[ntp:questions] NTP over redundant peer links, undetected loops

Danny Mayer mayer at ntp.org
Mon Feb 16 03:48:20 UTC 2009


Ryan Malayter wrote:
> On Sun, Feb 15, 2009 at 12:23 PM, Danny Mayer <mayer at ntp.org> wrote:
>> Because I want to get away from the notion that these are meant to be IP
>> addresses. In addition in an IPv6-only environment that wouldn't work
>> either. Why create work when it's unnecessary just to find a valid IP
>> address? In addition with anycast addresses are not globally unique. The
>> chances that you will create a non-unique random number within a network
>> is extremely low.
> 
> It depends on the size of the network. The chances of a duplicate
> 32-bit number on a network including 65000 hosts is about 40%. The NTP
> Pool network, which comprises at least 10^6 hosts, for example, would
> have collision probability very close to 1.
> 

You need to understand what loop prevention is.
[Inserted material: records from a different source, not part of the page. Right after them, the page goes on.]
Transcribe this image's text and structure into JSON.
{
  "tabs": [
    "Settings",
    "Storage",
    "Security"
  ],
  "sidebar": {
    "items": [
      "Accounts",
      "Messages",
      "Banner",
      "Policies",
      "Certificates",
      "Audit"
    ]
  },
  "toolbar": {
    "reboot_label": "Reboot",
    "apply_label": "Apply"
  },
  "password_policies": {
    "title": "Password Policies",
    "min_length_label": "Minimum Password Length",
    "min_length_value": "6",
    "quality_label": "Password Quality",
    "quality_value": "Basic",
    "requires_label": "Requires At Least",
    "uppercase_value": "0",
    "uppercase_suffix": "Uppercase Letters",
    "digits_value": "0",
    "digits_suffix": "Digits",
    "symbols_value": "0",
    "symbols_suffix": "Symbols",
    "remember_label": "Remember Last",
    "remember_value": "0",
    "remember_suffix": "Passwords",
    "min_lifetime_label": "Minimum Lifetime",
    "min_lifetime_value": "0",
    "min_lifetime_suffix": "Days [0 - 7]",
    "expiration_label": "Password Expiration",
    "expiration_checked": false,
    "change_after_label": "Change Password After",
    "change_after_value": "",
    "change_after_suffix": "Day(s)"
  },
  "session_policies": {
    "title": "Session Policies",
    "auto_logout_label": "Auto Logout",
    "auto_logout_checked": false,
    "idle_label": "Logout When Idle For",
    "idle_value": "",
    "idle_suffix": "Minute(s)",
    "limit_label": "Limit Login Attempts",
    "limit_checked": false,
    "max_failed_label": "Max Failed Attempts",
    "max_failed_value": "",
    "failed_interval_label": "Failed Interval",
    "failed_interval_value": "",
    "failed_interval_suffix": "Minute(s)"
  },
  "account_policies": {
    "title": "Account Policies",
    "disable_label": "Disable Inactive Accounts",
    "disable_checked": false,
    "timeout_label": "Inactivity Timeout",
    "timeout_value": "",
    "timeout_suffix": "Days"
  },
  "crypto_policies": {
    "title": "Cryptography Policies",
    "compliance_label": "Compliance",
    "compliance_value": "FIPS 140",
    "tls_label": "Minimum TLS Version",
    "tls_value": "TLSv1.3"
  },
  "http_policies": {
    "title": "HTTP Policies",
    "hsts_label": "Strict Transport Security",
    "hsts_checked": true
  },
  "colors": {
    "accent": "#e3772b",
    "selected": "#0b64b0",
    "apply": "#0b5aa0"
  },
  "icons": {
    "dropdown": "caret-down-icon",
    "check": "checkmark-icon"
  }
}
In any case I very much
doubt that there are a million hosts in the pool. Loop prevention won't
be affected by choosing no more than say 10 hosts in the pool. That's
the maximum number that the pool configuration option selects. In a
network of 65000 hosts you will not have more than three or four
selected at the same stratum level.  If they are not at the same level
then you don't have to worry about loop detection. You are reading far
too much into the statistics of something where they don't really apply.